IL 2026 SARA’ L’ ANNO DELLE DONNE IN AGRICOLTURA
LA FAO – AGENZIA DELL’ONU PER L’ALIMENTAZIONE E L’AGRICOLTURA INAUGURA L’ANNO DELLE DONNE IN AGRICOLTURA E SI IMPEGNA A CONTRASTARE LE DISEGUAGLIANZE FRA I GENERI

2026 anno delle Donne in agricoltura- Toscana – Casato Prime Donne Montalcino
Di Donatella Cinelli Colombini, winedestination, Casato Prime Donne Montalcino, Fattoria del Colle Trequanda
Approvato dall’Assemblea Generale delle Nazioni Unite due anni fa il 2026 sarà l’anno consacrato alle contadine moderne, le donne dell’agricoltura che hanno salari e ruoli ancora inferiori a quelli maschili ma sono il cuore delle produzioni agricole. Il 41% del sistema agroalimentare mondiale dipende dalle donne.
COSTA MILLE MILIARDI IL DIVARIO DI GENERE IN AGRICOLTURA NEL MONDO
Il lavoro femminile è generalmente precario, poco retribuito e esposto a rischi per la salute. Per questo l’ONU intende promuovere le azioni di formazione, accesso al credito e diffusione di servizi di assistenza che cambino l’attuale situazione. Ovviamente il primo interlocutore saranno i governi.
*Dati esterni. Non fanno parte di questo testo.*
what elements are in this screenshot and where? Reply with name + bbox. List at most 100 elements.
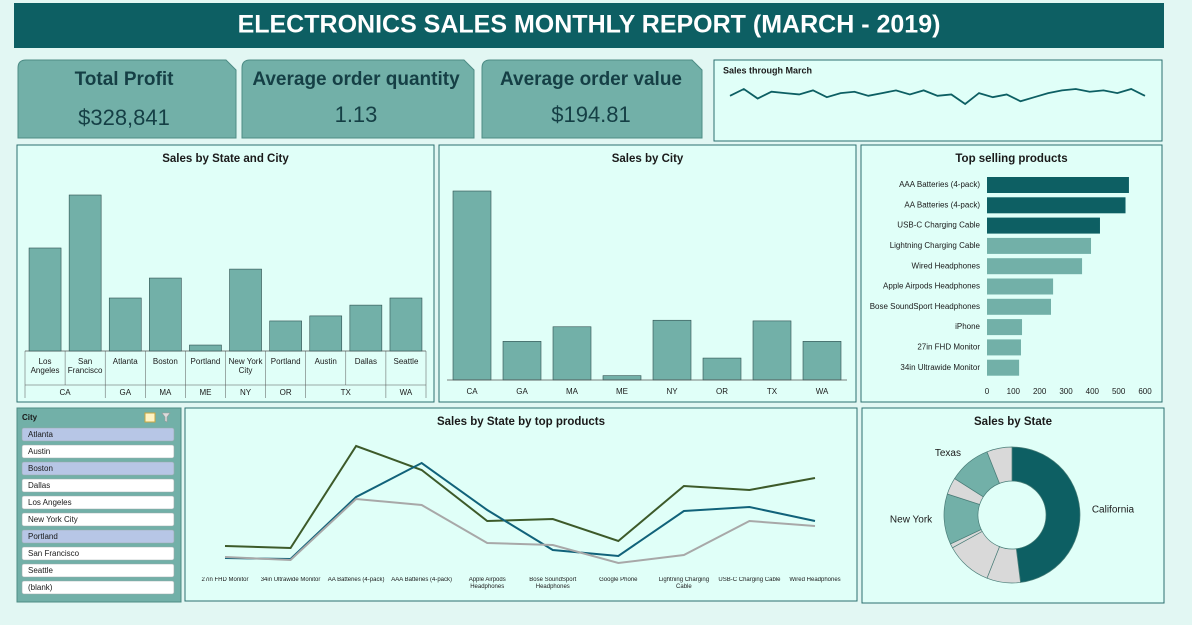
x-tick-label-box: Seattle bbox=[393, 357, 419, 366]
x-tick-label-box: New York City bbox=[228, 357, 263, 376]
bar bbox=[987, 258, 1083, 275]
slicer-item[interactable] bbox=[21, 478, 175, 493]
x-tick-label-box: Lightning Charging Cable bbox=[658, 577, 710, 590]
slicer-item-label: Dallas bbox=[28, 481, 50, 490]
x-tick-label-box: USB-C Charging Cable bbox=[718, 577, 781, 583]
chart-title: Sales through March bbox=[723, 65, 812, 75]
kpi-value: $194.81 bbox=[551, 102, 631, 127]
bar bbox=[987, 217, 1100, 234]
bar bbox=[552, 326, 592, 381]
y-tick-label: AA Batteries (4-pack) bbox=[904, 200, 980, 209]
slicer-item[interactable] bbox=[21, 529, 175, 544]
bar bbox=[602, 375, 642, 381]
x-tick-label: Seattle bbox=[393, 357, 419, 366]
clear-filter-icon[interactable] bbox=[161, 412, 171, 423]
y-tick-label: AAA Batteries (4-pack) bbox=[899, 180, 980, 189]
x-tick-label: Austin bbox=[314, 357, 337, 366]
x-tick-label: New York City bbox=[228, 357, 263, 376]
slicer-item[interactable] bbox=[21, 580, 175, 595]
x-tick-label-box: Austin bbox=[314, 357, 337, 366]
x-tick-label: 600 bbox=[1138, 387, 1152, 396]
slicer-item-label: Seattle bbox=[28, 566, 53, 575]
slicer-item[interactable] bbox=[21, 546, 175, 561]
x-tick-label-box: Boston bbox=[153, 357, 178, 366]
x-tick-label: ME bbox=[616, 387, 628, 396]
slicer-item[interactable] bbox=[21, 461, 175, 476]
x-tick-label-box: Apple Airpods Headphones bbox=[468, 577, 506, 590]
chart-title: Top selling products bbox=[955, 153, 1067, 165]
slicer-item[interactable] bbox=[21, 444, 175, 459]
y-tick-label: iPhone bbox=[955, 322, 980, 331]
y-tick-label: 34in Ultrawide Monitor bbox=[900, 363, 980, 372]
bar bbox=[987, 278, 1054, 295]
bar bbox=[502, 341, 542, 381]
x-tick-label: Portland bbox=[190, 357, 221, 366]
series-line bbox=[224, 444, 816, 550]
slicer-item[interactable] bbox=[21, 563, 175, 578]
kpi-value: $328,841 bbox=[78, 105, 170, 130]
slicer-item[interactable] bbox=[21, 512, 175, 527]
x-tick-label-box: AA Batteries (4-pack) bbox=[328, 577, 385, 583]
x-tick-label: Wired Headphones bbox=[789, 577, 841, 583]
bar bbox=[269, 320, 302, 352]
bar bbox=[987, 359, 1020, 376]
slicer-item-label: Austin bbox=[28, 447, 50, 456]
slicer-title: City bbox=[22, 413, 38, 422]
x-tick-label-box: Wired Headphones bbox=[789, 577, 841, 583]
x-tick-label: Apple Airpods Headphones bbox=[468, 577, 506, 590]
x-tick-label: MA bbox=[566, 387, 579, 396]
bar bbox=[702, 357, 742, 381]
group-label: CA bbox=[60, 388, 72, 397]
bar bbox=[987, 298, 1051, 315]
series-line bbox=[224, 461, 816, 561]
x-tick-label-box: San Francisco bbox=[67, 357, 103, 376]
slice-label: Texas bbox=[935, 448, 961, 459]
bar bbox=[987, 197, 1126, 214]
x-tick-label-box: 27in FHD Monitor bbox=[201, 577, 249, 583]
bar bbox=[68, 194, 102, 352]
slicer-item-label: (blank) bbox=[28, 583, 53, 592]
chart-title: Sales by City bbox=[612, 153, 684, 165]
bar bbox=[189, 344, 222, 352]
slicer-item[interactable] bbox=[21, 427, 175, 442]
x-tick-label: San Francisco bbox=[67, 357, 103, 376]
x-tick-label: 100 bbox=[1007, 387, 1021, 396]
sparkline bbox=[729, 87, 1146, 106]
slicer-item-label: Portland bbox=[28, 532, 58, 541]
x-tick-label: 0 bbox=[985, 387, 990, 396]
group-label: NY bbox=[240, 388, 252, 397]
kpi-card bbox=[17, 59, 237, 139]
slice-label: New York bbox=[890, 515, 933, 526]
slicer-item-label: Los Angeles bbox=[28, 498, 72, 507]
x-tick-label: Google Phone bbox=[599, 577, 638, 583]
bar bbox=[389, 297, 423, 352]
chart-title: Sales by State and City bbox=[162, 153, 289, 165]
slicer-item[interactable] bbox=[21, 495, 175, 510]
slicer-list: Atlanta Austin Boston Dallas Los Angeles New … bbox=[21, 427, 175, 595]
x-tick-label: 300 bbox=[1059, 387, 1073, 396]
multi-select-icon[interactable] bbox=[144, 412, 156, 423]
x-tick-label-box: Portland bbox=[270, 357, 301, 366]
x-tick-label-box: Google Phone bbox=[599, 577, 638, 583]
x-tick-label: Lightning Charging Cable bbox=[658, 577, 710, 590]
bar bbox=[752, 320, 792, 381]
x-tick-label: 27in FHD Monitor bbox=[201, 577, 249, 583]
pie-slice bbox=[986, 446, 1013, 484]
kpi-card bbox=[481, 59, 703, 139]
x-tick-label: USB-C Charging Cable bbox=[718, 577, 781, 583]
bar bbox=[309, 315, 343, 352]
header-title: ELECTRONICS SALES MONTHLY REPORT (MARCH … bbox=[238, 11, 941, 39]
x-tick-label-box: Dallas bbox=[354, 357, 377, 366]
kpi-card bbox=[241, 59, 475, 139]
x-tick-label: 200 bbox=[1033, 387, 1047, 396]
bar bbox=[149, 277, 182, 352]
x-tick-label: Portland bbox=[270, 357, 301, 366]
bar bbox=[349, 304, 383, 352]
series-line bbox=[224, 497, 816, 565]
chart-title: Sales by State by top products bbox=[437, 416, 605, 428]
x-tick-label: 34in Ultrawide Monitor bbox=[260, 577, 321, 583]
bar bbox=[987, 319, 1023, 336]
x-tick-label: Dallas bbox=[354, 357, 377, 366]
y-tick-label: Lightning Charging Cable bbox=[890, 241, 981, 250]
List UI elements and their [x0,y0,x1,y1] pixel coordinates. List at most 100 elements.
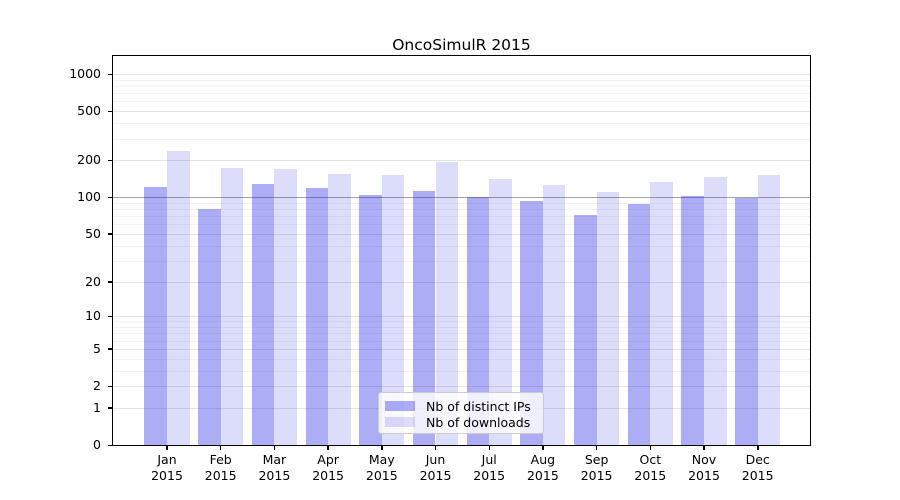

Durante la cerimonia che ha dato avvio all’anno delle Donne in Agricoltura, a margine della sessione n. 179 del Consiglio Fao – Agenzia dell’ONU per l’alimentazione e l’agricoltura sono state fornite le stime recenti sull’enorme costo del divario tra uomini e donne in agricoltura. Si parla di mille miliardi di dollari per il PIL mondiale.
Ridurre le disparità di genere in termini di occupazione, istruzione e reddito, potrebbe migliorare le condizioni di vita e accrescere le prospettive di 235 milioni di persone.
LE DONNE PILASTRO DELL’AGRICOLTURA ITALIANA
In Italia le donne gestiscono il 21% della SAU Superficie Agricola Utilizzabile che produce il 28% del PIL agricolo. Quindi, anche guidando imprese più piccole di quelle maschili le donne riescono comunque a renderle più profittevoli di quelle dei colleghi. Questo perché la predisposizione multitasking delle donne le porta a creare aziende più diversificate, aperte al mercato e attente all’ambiente. Sono quindi imprese agricole più moderne che spesso hanno attività agrituristiche e canali di vendita diretti dei propri prodotti.
A riprova di questa affermazione, il Centro Studi di Confagricoltura aveva stimato nel 2021, che il 60% delle fattorie didattiche fossero dirette da donne e che la maggioranza delle aziende BIO avesse titolari donne.
MANAGER AGRICOLE DONNE ADDIRITTURA PIU’ BRAVE DEGLI UOMINI
Altro elemento favorevole all’agricoltura al femminile è lo stile di management che è in genere meno accentrato di quello maschile e poggia su una maggiore scolarizzazione.
In Italia le imprese agricole a conduzione femminile sono circa 200mila pari al 28,2% del totale. La Sicilia è regione con maggior numero di imprese agricole guidate da donne seguita da Puglia e Campania.